FOOTBALL FRIDAY: Live High School Scores

Des Moines Public Schools, Drake University Partner to Launch Student Immigrant Podcast Series

DES MOINES, Iowa  --  Most groups in society have a stereotype surrounding them, and one that is no stranger to generalizations is immigrants. 

“Immigrants are dumb. They can’t do anything and they are criminals,” said Anjana Biswa Drukpa, a junior at Lincoln High School in Des Moines, naming some of the stereotypes she has heard. 

Many people do not believe these to be true, but each day our social media accounts are flooded with stories about the negative impact immigrants have on our country.

“They think immigrants are bringing are bring all the problems to the United States, but that’s not true because everyone is not the same,” said student Gideon Mesfin. 

So instead of just accepting this and moving on, a group Des Moines teens are doing something about it. A dozen of them have partnered with Drake University to start CRSSP, or the Community Research Summer Scholars Project. The goal for this pilot program is to disprove those stereotypes. 

“The best way to break stereotypes is to be educated. This is why I say talk to a neighbor, talk to an immigrant,” said Lourdes Gutierrez Najera, an anthropology professor at Drake. 

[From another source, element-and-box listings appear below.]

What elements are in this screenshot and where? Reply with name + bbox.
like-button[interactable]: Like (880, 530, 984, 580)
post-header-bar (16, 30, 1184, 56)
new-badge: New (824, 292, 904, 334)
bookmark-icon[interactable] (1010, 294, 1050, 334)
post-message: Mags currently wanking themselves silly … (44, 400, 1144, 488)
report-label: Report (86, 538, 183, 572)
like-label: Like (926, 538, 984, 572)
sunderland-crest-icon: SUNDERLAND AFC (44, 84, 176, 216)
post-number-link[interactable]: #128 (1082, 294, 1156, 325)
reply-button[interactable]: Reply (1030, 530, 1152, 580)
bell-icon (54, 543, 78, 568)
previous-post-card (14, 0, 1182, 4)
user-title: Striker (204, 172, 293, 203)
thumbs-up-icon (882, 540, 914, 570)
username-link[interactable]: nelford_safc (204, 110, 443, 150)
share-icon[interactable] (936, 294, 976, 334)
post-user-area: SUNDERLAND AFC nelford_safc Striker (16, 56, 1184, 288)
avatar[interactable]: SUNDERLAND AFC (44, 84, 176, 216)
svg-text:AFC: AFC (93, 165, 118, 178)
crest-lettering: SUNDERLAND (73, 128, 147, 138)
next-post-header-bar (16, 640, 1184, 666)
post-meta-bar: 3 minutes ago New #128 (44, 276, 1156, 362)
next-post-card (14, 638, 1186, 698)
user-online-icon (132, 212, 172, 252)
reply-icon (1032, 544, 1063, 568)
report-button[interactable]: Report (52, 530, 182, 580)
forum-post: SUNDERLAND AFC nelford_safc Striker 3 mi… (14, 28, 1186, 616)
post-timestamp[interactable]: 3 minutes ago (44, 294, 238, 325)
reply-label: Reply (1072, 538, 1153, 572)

Najera is teaching these students how to share their stories via podcast. All of them are immigrants with a different story to tell. Each will produce a three-part podcast series about their lives. Gideon is almost done with his first episode, and just a few seconds of listening to it will show how hard he works. 

“The first time I started working, my manager told me I was going to get a raise in six months. When I moved to the gas station, he gave me the raise in three months,” he said.

Their stories are amazing. 

Anjana came to the United States when she was just seven years old. In her series, she says people presumed she was dumb because she didn’t speak English. But they were wrong. In part of her podcast, she discusses her invitation to national conference for our best and brightest. 

“It was for three days, and I got to meet Nobel prize winners, amazing doctors and scientists,” she said. 

The students will finish work on the series this week and will release them next month. They hope after people listen to them, they will scrap the stereotypes of immigrants and really learn not to judge a book by its cover. 

“Immigrants are not dumb. Many of us have a bright future,” said Mesfin.